Alarnab spent three months crisscrossing Europe in the back of lorries, aboard trains, on foot and even on a bicycle before he reached the UK.
“When I left, I left with nothing,” he told AFP, as waiters whirled past carrying steaming plates of traditional Syrian fare.
Starving and exhausted, he spent the last of his money on a train ticket to Doncaster where his sister lived.
“Love letter from Syria”
To make a living, Alarnab initially picked up any odd jobs, such as washing and selling cars, saving enough to bring his wife and three daughters over after seven months.
His love of cooking never left him though. In France, while he was sleeping on the steps of a church, Alarnab had often cooked for hundreds of other refugees.
“I always dreamed of going back to cooking,” he said.
So it wasn’t long before he found himself back in the kitchen, cooking up a storm across London with his sold-out supper clubs, bustling pop-up cafes, and crowded lunchtime falafel bars.
Alarnab’s friends gave him the initial boost for his first pop-up in 2017, and profits from his new catering business then covered the costs of later events.
He now runs two restaurants in the city — one in Soho’s buzzing Kingly Court and another nestled in a corner of the vibrant Somerset House arts center.

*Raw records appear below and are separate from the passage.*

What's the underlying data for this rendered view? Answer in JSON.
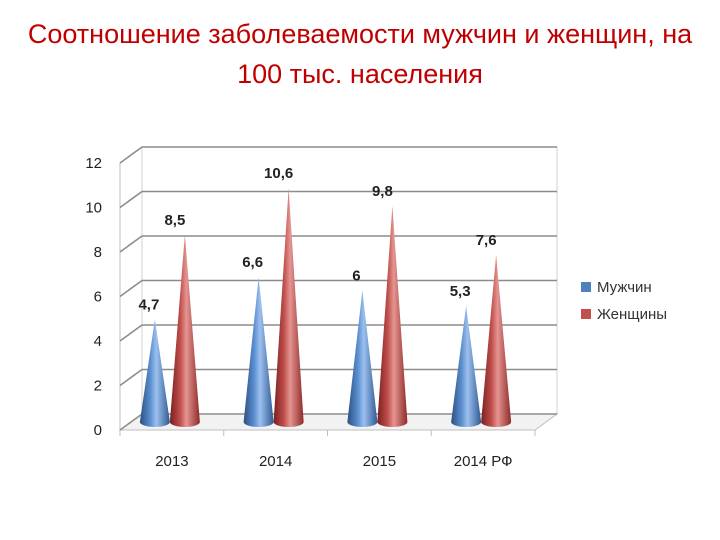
{
  "title": "Соотношение заболеваемости мужчин и женщин, на 100 тыс. населения",
  "chart_data": {
    "type": "bar",
    "bar_shape": "cone",
    "title": "Соотношение заболеваемости мужчин и женщин, на 100 тыс. населения",
    "categories": [
      "2013",
      "2014",
      "2015",
      "2014 РФ"
    ],
    "series": [
      {
        "name": "Мужчин",
        "values": [
          4.7,
          6.6,
          6,
          5.3
        ],
        "labels": [
          "4,7",
          "6,6",
          "6",
          "5,3"
        ],
        "color": "#4f81bd"
      },
      {
        "name": "Женщины",
        "values": [
          8.5,
          10.6,
          9.8,
          7.6
        ],
        "labels": [
          "8,5",
          "10,6",
          "9,8",
          "7,6"
        ],
        "color": "#c0504d"
      }
    ],
    "yticks": [
      "0",
      "2",
      "4",
      "6",
      "8",
      "10",
      "12"
    ],
    "ylim": [
      0,
      12
    ],
    "grid": true,
    "legend": "right"
  }
}
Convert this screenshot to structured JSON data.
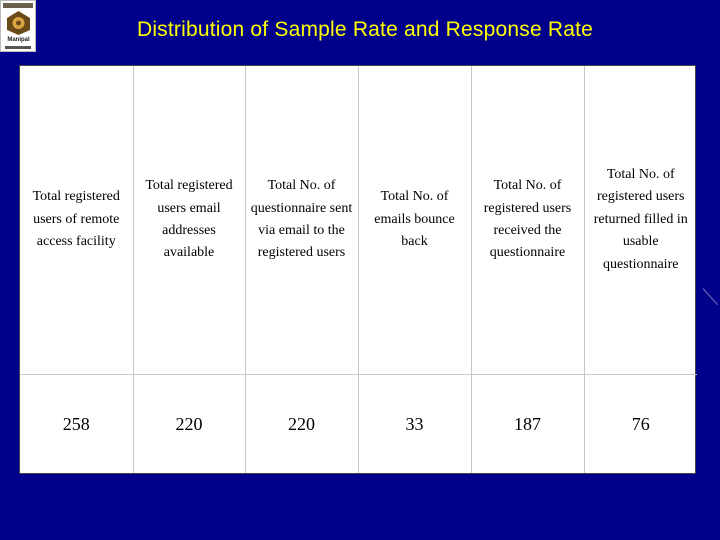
{
  "logo": {
    "name": "Manipal"
  },
  "title": "Distribution of Sample Rate and Response Rate",
  "table": {
    "headers": [
      "Total registered users of remote access facility",
      "Total registered users email addresses available",
      "Total No. of questionnaire sent via email to the registered users",
      "Total No. of emails bounce back",
      "Total No. of registered users received the questionnaire",
      "Total No. of registered users returned filled in usable questionnaire"
    ],
    "values": [
      "258",
      "220",
      "220",
      "33",
      "187",
      "76"
    ]
  },
  "colors": {
    "background": "#00008B",
    "title": "#FFFF00",
    "table_bg": "#FFFFFF",
    "text": "#000000"
  }
}
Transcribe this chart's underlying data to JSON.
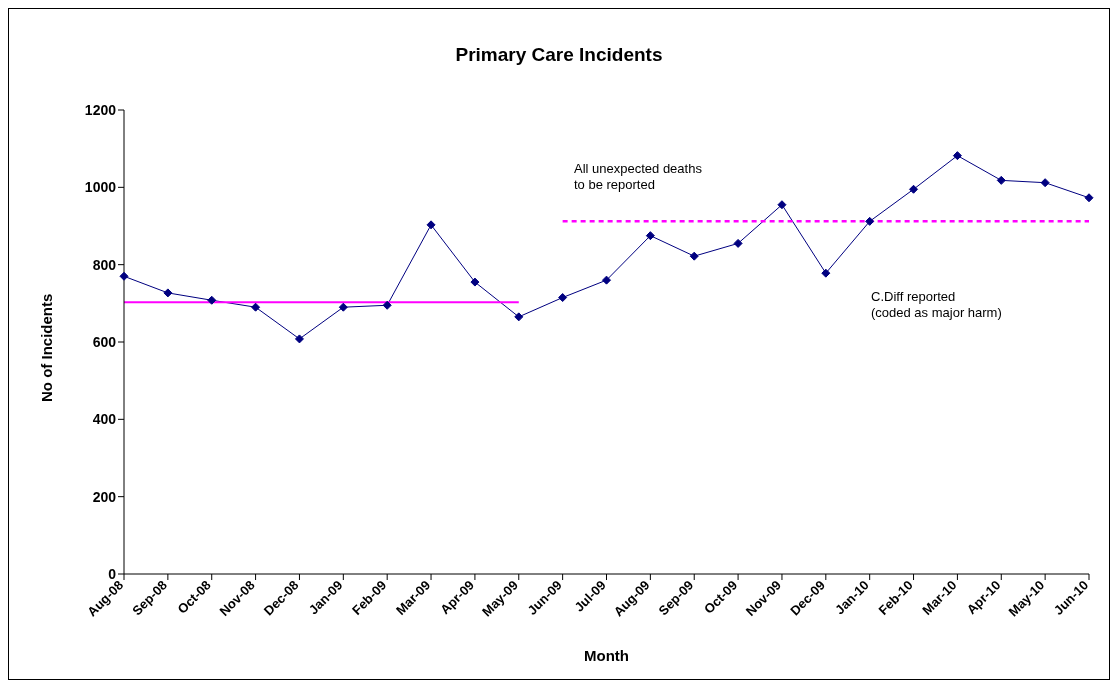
{
  "chart_data": {
    "type": "line",
    "title": "Primary Care Incidents",
    "xlabel": "Month",
    "ylabel": "No of Incidents",
    "categories": [
      "Aug-08",
      "Sep-08",
      "Oct-08",
      "Nov-08",
      "Dec-08",
      "Jan-09",
      "Feb-09",
      "Mar-09",
      "Apr-09",
      "May-09",
      "Jun-09",
      "Jul-09",
      "Aug-09",
      "Sep-09",
      "Oct-09",
      "Nov-09",
      "Dec-09",
      "Jan-10",
      "Feb-10",
      "Mar-10",
      "Apr-10",
      "May-10",
      "Jun-10"
    ],
    "series": [
      {
        "color": "#000080",
        "marker": "diamond",
        "line_style": "solid",
        "values": [
          770,
          727,
          708,
          690,
          608,
          690,
          695,
          903,
          755,
          665,
          715,
          760,
          875,
          822,
          855,
          955,
          778,
          912,
          995,
          1082,
          1018,
          1012,
          973
        ]
      },
      {
        "color": "#ff00ff",
        "marker": "none",
        "line_style": "solid",
        "values": [
          703,
          703,
          703,
          703,
          703,
          703,
          703,
          703,
          703,
          703,
          null,
          null,
          null,
          null,
          null,
          null,
          null,
          null,
          null,
          null,
          null,
          null,
          null
        ]
      },
      {
        "color": "#ff00ff",
        "marker": "none",
        "line_style": "dashed",
        "values": [
          null,
          null,
          null,
          null,
          null,
          null,
          null,
          null,
          null,
          null,
          912,
          912,
          912,
          912,
          912,
          912,
          912,
          912,
          912,
          912,
          912,
          912,
          912
        ]
      }
    ],
    "ylim": [
      0,
      1200
    ],
    "yticks": [
      0,
      200,
      400,
      600,
      800,
      1000,
      1200
    ],
    "annotations": [
      "All unexpected deaths\nto be reported",
      "C.Diff reported\n(coded as major harm)"
    ]
  }
}
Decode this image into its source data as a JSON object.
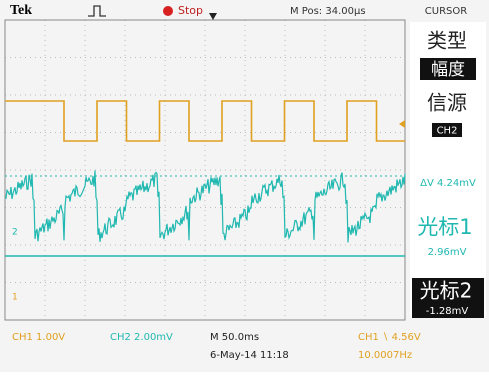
{
  "header": {
    "brand": "Tek",
    "status": "Stop",
    "position": "M Pos: 34.00µs",
    "menu_title": "CURSOR"
  },
  "menu": {
    "type_label": "类型",
    "type_value": "幅度",
    "source_label": "信源",
    "source_value": "CH2",
    "delta": "ΔV 4.24mV",
    "cursor1_label": "光标1",
    "cursor1_value": "2.96mV",
    "cursor2_label": "光标2",
    "cursor2_value": "-1.28mV"
  },
  "markers": {
    "ch1": "1",
    "ch2": "2"
  },
  "footer": {
    "ch1_scale": "CH1 1.00V",
    "ch2_scale": "CH2 2.00mV",
    "timebase": "M 50.0ms",
    "date": "6-May-14 11:18",
    "trigger": "CH1 ∖ 4.56V",
    "frequency": "10.0007Hz"
  }
}
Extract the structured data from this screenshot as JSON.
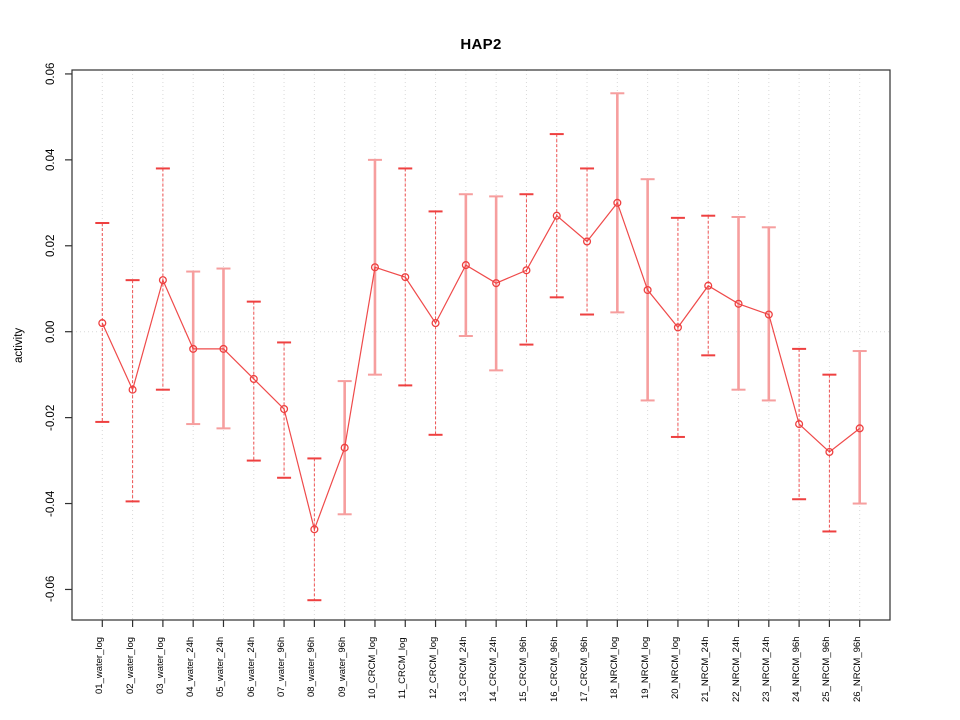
{
  "header": {
    "title": "HAP2"
  },
  "y_axis": {
    "label": "activity",
    "tick_labels": [
      "0.06",
      "0.04",
      "0.02",
      "0.00",
      "-0.02",
      "-0.04",
      "-0.06"
    ]
  },
  "chart_data": {
    "type": "scatter",
    "subtype": "points-with-error-bars",
    "title": "HAP2",
    "xlabel": "",
    "ylabel": "activity",
    "ylim": [
      -0.067,
      0.0615
    ],
    "yticks": [
      0.06,
      0.04,
      0.02,
      0.0,
      -0.02,
      -0.04,
      -0.06
    ],
    "grid": "vertical-dotted-per-category-plus-zero-line",
    "legend": "none",
    "categories": [
      "01_water_log",
      "02_water_log",
      "03_water_log",
      "04_water_24h",
      "05_water_24h",
      "06_water_24h",
      "07_water_96h",
      "08_water_96h",
      "09_water_96h",
      "10_CRCM_log",
      "11_CRCM_log",
      "12_CRCM_log",
      "13_CRCM_24h",
      "14_CRCM_24h",
      "15_CRCM_96h",
      "16_CRCM_96h",
      "17_CRCM_96h",
      "18_NRCM_log",
      "19_NRCM_log",
      "20_NRCM_log",
      "21_NRCM_24h",
      "22_NRCM_24h",
      "23_NRCM_24h",
      "24_NRCM_96h",
      "25_NRCM_96h",
      "26_NRCM_96h"
    ],
    "values": [
      0.002,
      -0.0135,
      0.012,
      -0.004,
      -0.004,
      -0.011,
      -0.018,
      -0.046,
      -0.027,
      0.015,
      0.0127,
      0.002,
      0.0155,
      0.0113,
      0.0143,
      0.027,
      0.021,
      0.03,
      0.0097,
      0.001,
      0.0107,
      0.0065,
      0.004,
      -0.0215,
      -0.028,
      -0.0225
    ],
    "err_low": [
      -0.021,
      -0.0395,
      -0.0135,
      -0.0215,
      -0.0225,
      -0.03,
      -0.034,
      -0.0625,
      -0.0425,
      -0.01,
      -0.0125,
      -0.024,
      -0.001,
      -0.009,
      -0.003,
      0.008,
      0.004,
      0.0045,
      -0.016,
      -0.0245,
      -0.0055,
      -0.0135,
      -0.016,
      -0.039,
      -0.0465,
      -0.04
    ],
    "err_high": [
      0.0253,
      0.012,
      0.038,
      0.014,
      0.0147,
      0.007,
      -0.0025,
      -0.0295,
      -0.0115,
      0.04,
      0.038,
      0.028,
      0.032,
      0.0315,
      0.032,
      0.046,
      0.038,
      0.0555,
      0.0355,
      0.0265,
      0.027,
      0.0267,
      0.0243,
      -0.004,
      -0.01,
      -0.0045
    ],
    "bar_styles": [
      "dashed",
      "dashed",
      "dashed",
      "pink",
      "pink",
      "dashed",
      "dashed",
      "dashed",
      "pink",
      "pink",
      "dashed",
      "dashed",
      "pink",
      "pink",
      "dashed",
      "dashed",
      "dashed",
      "pink",
      "pink",
      "dashed",
      "dashed",
      "pink",
      "pink",
      "dashed",
      "dashed",
      "pink"
    ],
    "colors": {
      "point": "#ee4040",
      "series_line": "#ee4040",
      "error_bar_pink": "#f69e9e",
      "error_bar_dashed": "#ee4040",
      "grid": "#d9d9d9",
      "axis": "#303030"
    }
  }
}
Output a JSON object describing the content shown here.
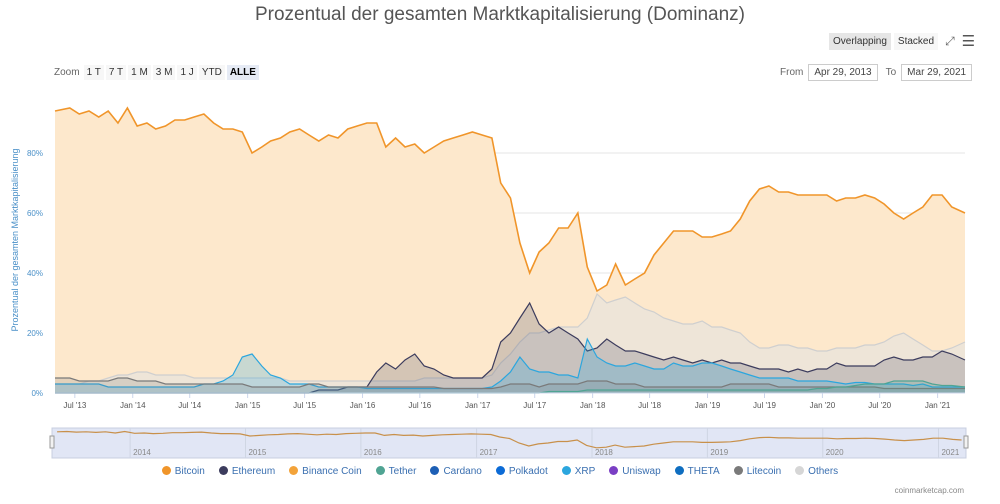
{
  "header": {
    "title": "Prozentual der gesamten Marktkapitalisierung (Dominanz)",
    "overlapping": "Overlapping",
    "stacked": "Stacked",
    "fullscreen_icon": "expand-icon",
    "menu_icon": "hamburger-menu-icon"
  },
  "zoom": {
    "label": "Zoom",
    "buttons": [
      "1 T",
      "7 T",
      "1 M",
      "3 M",
      "1 J",
      "YTD",
      "ALLE"
    ],
    "selected": "ALLE"
  },
  "range": {
    "from_label": "From",
    "from": "Apr 29, 2013",
    "to_label": "To",
    "to": "Mar 29, 2021"
  },
  "credit": "coinmarketcap.com",
  "navigator": {
    "labels": [
      "2014",
      "2015",
      "2016",
      "2017",
      "2018",
      "2019",
      "2020",
      "2021"
    ]
  },
  "chart_data": {
    "type": "area",
    "title": "Prozentual der gesamten Marktkapitalisierung (Dominanz)",
    "ylabel": "Prozentual der gesamten Marktkapitalisierung",
    "ylim": [
      0,
      100
    ],
    "xlim": [
      "2013-04-29",
      "2021-03-29"
    ],
    "yticks": [
      "0%",
      "20%",
      "40%",
      "60%",
      "80%"
    ],
    "xticks": [
      "Jul '13",
      "Jan '14",
      "Jul '14",
      "Jan '15",
      "Jul '15",
      "Jan '16",
      "Jul '16",
      "Jan '17",
      "Jul '17",
      "Jan '18",
      "Jul '18",
      "Jan '19",
      "Jul '19",
      "Jan '20",
      "Jul '20",
      "Jan '21"
    ],
    "grid": true,
    "legend_position": "bottom",
    "legend": [
      {
        "name": "Bitcoin",
        "color": "#f0952a"
      },
      {
        "name": "Ethereum",
        "color": "#3c3c5d"
      },
      {
        "name": "Binance Coin",
        "color": "#f3a33a"
      },
      {
        "name": "Tether",
        "color": "#50a493"
      },
      {
        "name": "Cardano",
        "color": "#1d5fb5"
      },
      {
        "name": "Polkadot",
        "color": "#0c6bd6"
      },
      {
        "name": "XRP",
        "color": "#2ba6de"
      },
      {
        "name": "Uniswap",
        "color": "#7a3fc4"
      },
      {
        "name": "THETA",
        "color": "#0f6ec0"
      },
      {
        "name": "Litecoin",
        "color": "#7a7a7a"
      },
      {
        "name": "Others",
        "color": "#d6d6d6"
      }
    ],
    "start_month": "2013-05",
    "series": [
      {
        "name": "Bitcoin",
        "color": "#f0952a",
        "fill": "#fde8cc",
        "values": [
          94,
          95,
          93,
          94,
          92,
          94,
          90,
          95,
          89,
          90,
          88,
          89,
          91,
          91,
          92,
          93,
          90,
          88,
          88,
          87,
          80,
          82,
          84,
          85,
          87,
          88,
          86,
          84,
          86,
          85,
          88,
          89,
          90,
          90,
          82,
          85,
          82,
          83,
          80,
          82,
          84,
          85,
          86,
          87,
          86,
          85,
          70,
          65,
          50,
          40,
          47,
          50,
          55,
          55,
          60,
          42,
          34,
          36,
          43,
          36,
          38,
          40,
          46,
          50,
          54,
          54,
          54,
          52,
          52,
          53,
          54,
          58,
          64,
          68,
          69,
          67,
          67,
          66,
          66,
          66,
          66,
          64,
          65,
          65,
          66,
          65,
          63,
          60,
          58,
          60,
          62,
          66,
          66,
          62,
          60
        ]
      },
      {
        "name": "Others",
        "color": "#cfcfcf",
        "fill": "rgba(225,225,225,0.55)",
        "values": [
          3,
          3,
          3,
          4,
          4,
          5,
          6,
          6,
          7,
          7,
          6,
          6,
          6,
          6,
          5,
          5,
          5,
          5,
          5,
          5,
          5,
          5,
          5,
          5,
          4,
          4,
          4,
          4,
          4,
          4,
          4,
          4,
          4,
          4,
          4,
          4,
          4,
          4,
          5,
          5,
          5,
          5,
          5,
          5,
          5,
          6,
          10,
          13,
          17,
          20,
          20,
          21,
          22,
          22,
          22,
          25,
          33,
          30,
          31,
          32,
          30,
          28,
          27,
          25,
          24,
          23,
          23,
          24,
          22,
          22,
          21,
          20,
          17,
          15,
          15,
          16,
          16,
          15,
          15,
          14,
          14,
          15,
          15,
          15,
          16,
          16,
          17,
          19,
          20,
          18,
          16,
          14,
          14,
          15,
          17
        ]
      },
      {
        "name": "Ethereum",
        "color": "#3c3c5d",
        "fill": "rgba(90,90,110,0.25)",
        "values": [
          0,
          0,
          0,
          0,
          0,
          0,
          0,
          0,
          0,
          0,
          0,
          0,
          0,
          0,
          0,
          0,
          0,
          0,
          0,
          0,
          0,
          0,
          0,
          0,
          0,
          0,
          0,
          1,
          1,
          1,
          2,
          2,
          2,
          7,
          10,
          8,
          11,
          13,
          9,
          8,
          6,
          5,
          5,
          5,
          5,
          8,
          17,
          20,
          25,
          30,
          23,
          20,
          22,
          20,
          18,
          14,
          15,
          18,
          16,
          14,
          14,
          13,
          12,
          11,
          12,
          11,
          10,
          11,
          10,
          11,
          10,
          10,
          9,
          8,
          8,
          8,
          7,
          8,
          7,
          8,
          8,
          10,
          9,
          9,
          9,
          9,
          11,
          12,
          11,
          11,
          12,
          12,
          14,
          13,
          11
        ]
      },
      {
        "name": "XRP",
        "color": "#2ba6de",
        "fill": "rgba(43,166,222,0.25)",
        "values": [
          3,
          3,
          3,
          3,
          3,
          2,
          2,
          2,
          2,
          2,
          2,
          2,
          2,
          2,
          2,
          3,
          3,
          4,
          6,
          12,
          13,
          9,
          6,
          5,
          3,
          3,
          3,
          2,
          2,
          2,
          2,
          2,
          1.5,
          1.5,
          1.5,
          1.5,
          1.5,
          1.5,
          1.5,
          1.5,
          1.5,
          1.5,
          1.5,
          1.5,
          1.5,
          2,
          4,
          7,
          12,
          8,
          7,
          7,
          6,
          6,
          5,
          18,
          12,
          10,
          9,
          9,
          10,
          9,
          8,
          8,
          10,
          9,
          9,
          10,
          10,
          9,
          8,
          7,
          6,
          5,
          5,
          5,
          5,
          4,
          4,
          4,
          4,
          3.5,
          3,
          3.5,
          3.5,
          3,
          3,
          3,
          3,
          2.5,
          3,
          2,
          2,
          2,
          2
        ]
      },
      {
        "name": "Litecoin",
        "color": "#7a7a7a",
        "fill": "rgba(120,120,120,0.2)",
        "values": [
          5,
          5,
          4,
          4,
          4,
          4,
          5,
          5,
          4,
          4,
          4,
          3,
          3,
          3,
          3,
          3,
          3,
          3,
          3,
          3,
          2,
          2,
          2,
          2,
          2,
          2,
          3,
          3,
          2,
          2,
          2,
          2,
          2,
          2,
          2,
          2,
          2,
          2,
          2,
          2,
          1.5,
          1.5,
          1.5,
          1.5,
          1.5,
          1.5,
          2,
          3,
          3,
          3,
          2,
          3,
          3,
          3,
          3,
          4,
          4,
          4,
          3,
          3,
          3,
          2,
          2,
          2,
          2,
          2,
          2,
          2,
          2,
          2,
          3,
          3,
          3,
          3,
          3,
          2,
          2,
          2,
          2,
          2,
          2,
          2,
          2,
          2,
          2,
          2,
          1.5,
          1.5,
          1.5,
          1.5,
          1.5,
          1.5,
          1.5,
          1.5,
          1.5
        ]
      },
      {
        "name": "Tether",
        "color": "#50a493",
        "fill": "rgba(80,164,147,0.2)",
        "values": [
          0,
          0,
          0,
          0,
          0,
          0,
          0,
          0,
          0,
          0,
          0,
          0,
          0,
          0,
          0,
          0,
          0,
          0,
          0,
          0,
          0,
          0,
          0,
          0,
          0,
          0,
          0,
          0,
          0,
          0,
          0,
          0,
          0,
          0,
          0,
          0,
          0,
          0,
          0,
          0,
          0,
          0,
          0,
          0,
          0,
          0,
          0,
          0,
          0,
          0,
          0,
          0.5,
          0.5,
          0.5,
          0.5,
          1,
          1,
          1,
          1,
          1,
          1,
          1,
          1,
          1,
          1,
          1,
          1,
          1,
          1,
          1,
          1,
          1,
          1,
          1,
          1,
          1,
          1,
          1,
          1,
          1.5,
          1.5,
          2,
          2,
          2.5,
          3,
          3,
          3,
          4,
          4,
          4,
          4,
          3,
          2.5,
          2.5,
          2
        ]
      }
    ]
  }
}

“I was looking for a city to love when I found London,” Alarnab said, adding it had offered him “space to innovate” and add his own modern twist to classic Syrian dishes.
Far from home, Alarnab said his word-of-mouth success had grown into a “love letter from Syria to the world” that needs no translation.
“You don’t really need to speak Arabic or Syrian to know that this is the best falafel ever,” he said, pointing to a row of colorful plates.
“There is hope”
For Alarnab, spices frying, dough rising and cheese melting inside a kitchen offered an unlikely escape from the real world.
“All my problems, I leave them outside the kitchen and walk in fresh.”
When he fled Syria, Alarnab thought going back to Damascus was forever off the table.
Yet he returned for the first time in October, almost a year to the day after longtime leader Bashar Assad was toppled in a lightning rebel offensive — ending almost 14 years of brutal civil war.
He walked the familiar streets of his old home, where his late mother taught him to cook many years ago.
“To return to Damascus and for her not to be there, that was extremely difficult.”
Torn between the two cities, Alarnab said he longed to one day rebuild his home in Damascus.
“I wish I could go back and live there. But at the same time, I feel like London is now a part of me. I don’t know if I could ever go back and just be in Syria,” he said.
Although Syrians still bear the scars of war, Alarnab said he had seen “hope in people’s eyes which was missing when I left in 2015.”
“The road ahead is still very long, and yes this is only the beginning — but there is hope.”